As a historian and an educator, I am fascinated by the evolution of our national conversation about higher education. I recently came across two data points that concern me about the state of that conversation. The first is that nearly 90 percent of college and university presidents surveyed by Inside Higher Ed believe that the public doesn’t understand the purpose of higher education. The second comes from Public Agenda, which found that public belief in the necessity of college for success in the working world has declined since the recession, after large gains in the previous decade.
This combination does not bode well for the future. If public skepticism grows and higher education’s response is to dig in and double down on old messages, support for our colleges and universities could weaken, endangering our efforts to increase student success and close attainment gaps. To avoid that path, we need to reframe the conversation about the change that is needed in higher education.
So how do we do that? First, we need to bring new and more diverse voices to the change conversation – and listen to them. That was one of the reasons the Postsecondary Success strategy recently launched the Frontier Set, a group of 31 high-performing and high-potential campuses and systems from across higher education and the nation. Exciting and groundbreaking change is happening at places like Arizona State University, but it’s also happening at places like Florida International University and Sinclair Community College. We need to understand and share their stories to inspire other institutions.
Second, we need to move from an “either/or” mindset about the point of higher education to one of “both/and.” Too often, it seems like policymakers and higher education leaders are talking past each other about the value and purpose of education after high school. College is both about gaining knowledge and skills for a career and gaining competencies to live a healthier and more productive life. The two are not mutually exclusive; in fact, they are deeply interrelated and should be viewed over a lifetime of learning. And it is past time to start framing them in that way.
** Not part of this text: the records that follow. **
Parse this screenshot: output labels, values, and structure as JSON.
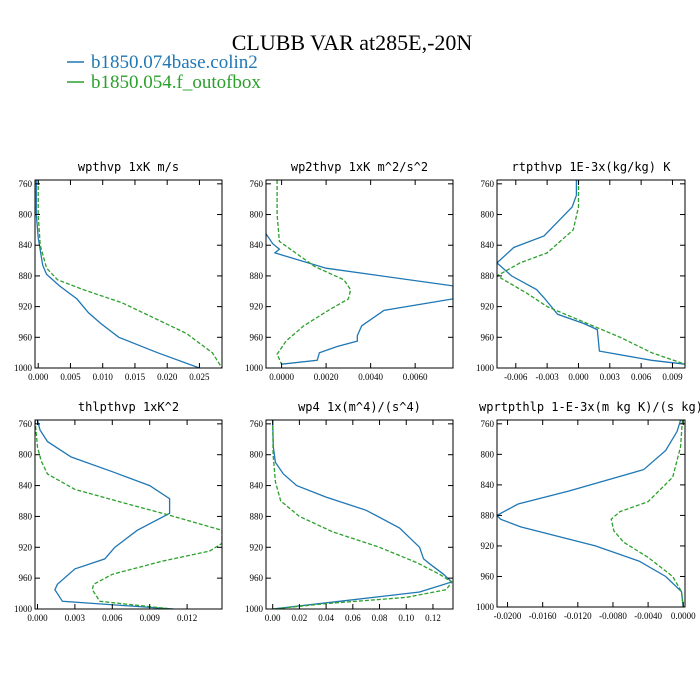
{
  "figure": {
    "title": "CLUBB VAR at285E,-20N",
    "legend": [
      {
        "label": "b1850.074base.colin2",
        "color": "#1f77b4",
        "dash": "solid"
      },
      {
        "label": "b1850.054.f_outofbox",
        "color": "#2ca02c",
        "dash": "dashed"
      }
    ],
    "colors": {
      "series_1": "#1f77b4",
      "series_2": "#2ca02c"
    }
  },
  "chart_data": [
    {
      "type": "line",
      "title": "wpthvp  1xK m/s",
      "x_ticks": [
        "0.000",
        "0.005",
        "0.010",
        "0.015",
        "0.020",
        "0.025"
      ],
      "x_tick_values": [
        0.0,
        0.005,
        0.01,
        0.015,
        0.02,
        0.025
      ],
      "y_ticks": [
        "760",
        "800",
        "840",
        "880",
        "920",
        "960",
        "1000"
      ],
      "y_tick_values": [
        760,
        800,
        840,
        880,
        920,
        960,
        1000
      ],
      "xlim": [
        -0.0005,
        0.0285
      ],
      "ylim": [
        755,
        1000
      ],
      "y_reversed": true,
      "series": [
        {
          "name": "b1850.074base.colin2",
          "x": [
            -0.0003,
            -0.0003,
            0.0,
            0.0007,
            0.0013,
            0.0033,
            0.006,
            0.0078,
            0.0097,
            0.0125,
            0.0185,
            0.025
          ],
          "y": [
            755,
            800,
            830,
            866,
            878,
            893,
            910,
            928,
            942,
            960,
            980,
            1000
          ]
        },
        {
          "name": "b1850.054.f_outofbox",
          "x": [
            0.0,
            0.0,
            0.0003,
            0.0013,
            0.003,
            0.007,
            0.013,
            0.018,
            0.023,
            0.027,
            0.0285
          ],
          "y": [
            755,
            800,
            840,
            870,
            885,
            898,
            915,
            935,
            955,
            980,
            1000
          ]
        }
      ]
    },
    {
      "type": "line",
      "title": "wp2thvp  1xK m^2/s^2",
      "x_ticks": [
        "0.0000",
        "0.0020",
        "0.0040",
        "0.0060"
      ],
      "x_tick_values": [
        0.0,
        0.002,
        0.004,
        0.006
      ],
      "y_ticks": [
        "760",
        "800",
        "840",
        "880",
        "920",
        "960",
        "1000"
      ],
      "y_tick_values": [
        760,
        800,
        840,
        880,
        920,
        960,
        1000
      ],
      "xlim": [
        -0.0007,
        0.0077
      ],
      "ylim": [
        755,
        1000
      ],
      "y_reversed": true,
      "series": [
        {
          "name": "b1850.074base.colin2",
          "x": [
            -0.0007,
            -0.0004,
            -0.0001,
            -0.0003,
            0.002,
            0.0077,
            0.0077,
            0.0046,
            0.0036,
            0.0034,
            0.0034,
            0.0025,
            0.0017,
            0.0016,
            0.0
          ],
          "y": [
            825,
            838,
            845,
            850,
            870,
            893,
            910,
            925,
            945,
            958,
            965,
            972,
            980,
            990,
            995
          ]
        },
        {
          "name": "b1850.054.f_outofbox",
          "x": [
            -0.0002,
            -0.0002,
            -0.0001,
            0.0015,
            0.0028,
            0.0031,
            0.003,
            0.0021,
            0.001,
            0.0002,
            -0.0002,
            0.0
          ],
          "y": [
            755,
            800,
            835,
            868,
            885,
            898,
            910,
            925,
            945,
            965,
            982,
            995
          ]
        }
      ]
    },
    {
      "type": "line",
      "title": "rtpthvp  1E-3x(kg/kg) K",
      "x_ticks": [
        "-0.006",
        "-0.003",
        "0.000",
        "0.003",
        "0.006",
        "0.009"
      ],
      "x_tick_values": [
        -0.006,
        -0.003,
        0.0,
        0.003,
        0.006,
        0.009
      ],
      "y_ticks": [
        "760",
        "800",
        "840",
        "880",
        "920",
        "960",
        "1000"
      ],
      "y_tick_values": [
        760,
        800,
        840,
        880,
        920,
        960,
        1000
      ],
      "xlim": [
        -0.0078,
        0.0102
      ],
      "ylim": [
        755,
        1000
      ],
      "y_reversed": true,
      "series": [
        {
          "name": "b1850.074base.colin2",
          "x": [
            -0.0002,
            -0.0002,
            -0.0006,
            -0.0033,
            -0.0062,
            -0.0078,
            -0.0064,
            -0.004,
            -0.0032,
            -0.002,
            0.0005,
            0.0018,
            0.002,
            0.007,
            0.0102
          ],
          "y": [
            755,
            775,
            790,
            828,
            843,
            863,
            880,
            898,
            910,
            930,
            942,
            950,
            978,
            990,
            995
          ]
        },
        {
          "name": "b1850.054.f_outofbox",
          "x": [
            0.0,
            0.0,
            -0.0005,
            -0.003,
            -0.0056,
            -0.0078,
            -0.005,
            -0.003,
            0.0005,
            0.004,
            0.007,
            0.0102
          ],
          "y": [
            755,
            790,
            820,
            850,
            863,
            880,
            902,
            920,
            940,
            960,
            980,
            995
          ]
        }
      ]
    },
    {
      "type": "line",
      "title": "thlpthvp  1xK^2",
      "x_ticks": [
        "0.000",
        "0.003",
        "0.006",
        "0.009",
        "0.012"
      ],
      "x_tick_values": [
        0.0,
        0.003,
        0.006,
        0.009,
        0.012
      ],
      "y_ticks": [
        "760",
        "800",
        "840",
        "880",
        "920",
        "960",
        "1000"
      ],
      "y_tick_values": [
        760,
        800,
        840,
        880,
        920,
        960,
        1000
      ],
      "xlim": [
        -0.0002,
        0.0148
      ],
      "ylim": [
        755,
        1000
      ],
      "y_reversed": true,
      "series": [
        {
          "name": "b1850.074base.colin2",
          "x": [
            0.0,
            0.0002,
            0.0008,
            0.0027,
            0.006,
            0.009,
            0.0106,
            0.0106,
            0.008,
            0.0062,
            0.0054,
            0.003,
            0.0016,
            0.0014,
            0.002,
            0.0109
          ],
          "y": [
            755,
            768,
            783,
            803,
            822,
            840,
            857,
            876,
            898,
            920,
            935,
            948,
            968,
            975,
            990,
            1000
          ]
        },
        {
          "name": "b1850.054.f_outofbox",
          "x": [
            -0.0002,
            0.0,
            0.0003,
            0.0008,
            0.003,
            0.0075,
            0.0105,
            0.0148,
            0.0148,
            0.0138,
            0.01,
            0.006,
            0.0045,
            0.0044,
            0.005,
            0.0108
          ],
          "y": [
            755,
            790,
            808,
            825,
            845,
            865,
            878,
            898,
            915,
            925,
            938,
            955,
            968,
            975,
            990,
            1000
          ]
        }
      ]
    },
    {
      "type": "line",
      "title": "wp4  1x(m^4)/(s^4)",
      "x_ticks": [
        "0.00",
        "0.02",
        "0.04",
        "0.06",
        "0.08",
        "0.10",
        "0.12"
      ],
      "x_tick_values": [
        0.0,
        0.02,
        0.04,
        0.06,
        0.08,
        0.1,
        0.12
      ],
      "y_ticks": [
        "760",
        "800",
        "840",
        "880",
        "920",
        "960",
        "1000"
      ],
      "y_tick_values": [
        760,
        800,
        840,
        880,
        920,
        960,
        1000
      ],
      "xlim": [
        -0.005,
        0.135
      ],
      "ylim": [
        755,
        1000
      ],
      "y_reversed": true,
      "series": [
        {
          "name": "b1850.074base.colin2",
          "x": [
            0.0,
            0.0005,
            0.002,
            0.008,
            0.018,
            0.04,
            0.07,
            0.095,
            0.11,
            0.113,
            0.118,
            0.128,
            0.134,
            0.11,
            0.05,
            0.0
          ],
          "y": [
            755,
            790,
            810,
            825,
            840,
            855,
            872,
            895,
            920,
            935,
            942,
            955,
            965,
            978,
            990,
            1000
          ]
        },
        {
          "name": "b1850.054.f_outofbox",
          "x": [
            0.0,
            0.0003,
            0.002,
            0.006,
            0.02,
            0.045,
            0.08,
            0.108,
            0.125,
            0.134,
            0.13,
            0.1,
            0.04,
            0.0
          ],
          "y": [
            755,
            800,
            835,
            860,
            880,
            900,
            920,
            940,
            955,
            965,
            975,
            985,
            993,
            1000
          ]
        }
      ]
    },
    {
      "type": "line",
      "title": "wprtpthlp  1-E-3x(m kg K)/(s kg)",
      "x_ticks": [
        "-0.0200",
        "-0.0160",
        "-0.0120",
        "-0.0080",
        "-0.0040",
        "0.0000"
      ],
      "x_tick_values": [
        -0.02,
        -0.016,
        -0.012,
        -0.008,
        -0.004,
        0.0
      ],
      "y_ticks": [
        "760",
        "800",
        "840",
        "880",
        "920",
        "960",
        "1000"
      ],
      "y_tick_values": [
        760,
        800,
        840,
        880,
        920,
        960,
        1000
      ],
      "xlim": [
        -0.0212,
        0.0002
      ],
      "ylim": [
        755,
        1000
      ],
      "y_reversed": true,
      "series": [
        {
          "name": "b1850.074base.colin2",
          "x": [
            -0.0003,
            -0.0007,
            -0.002,
            -0.0045,
            -0.013,
            -0.0188,
            -0.0212,
            -0.0208,
            -0.0185,
            -0.01,
            -0.005,
            -0.002,
            -0.0002,
            0.0
          ],
          "y": [
            755,
            770,
            795,
            820,
            848,
            865,
            880,
            885,
            895,
            920,
            940,
            960,
            980,
            1000
          ]
        },
        {
          "name": "b1850.054.f_outofbox",
          "x": [
            -0.0001,
            -0.0003,
            -0.0012,
            -0.004,
            -0.0072,
            -0.0082,
            -0.0079,
            -0.0068,
            -0.004,
            -0.0012,
            -0.0002,
            0.0
          ],
          "y": [
            755,
            790,
            830,
            862,
            875,
            885,
            900,
            915,
            935,
            960,
            980,
            1000
          ]
        }
      ]
    }
  ]
}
Third, and perhaps most importantly, we need to have more of a student-centered conversation about change in higher education. A great deal of the discussion and debate about increasing attainment and equity focuses on institutions – their needs, their efforts, their challenges and opportunities. Having the perspective of today's college students is important to ensure that we are designing policies and processes that meet their needs. We talk a lot about ensuring that our students are ready for college; now it is time to place more emphasis on how student-ready our colleges are.
Change is hard, especially for an enterprise as given to tradition as higher education. But shifting the conversation about higher education in a changing world – and then taking action – is critical to our efforts to help more students get to and through college. And they are counting on us to get it right.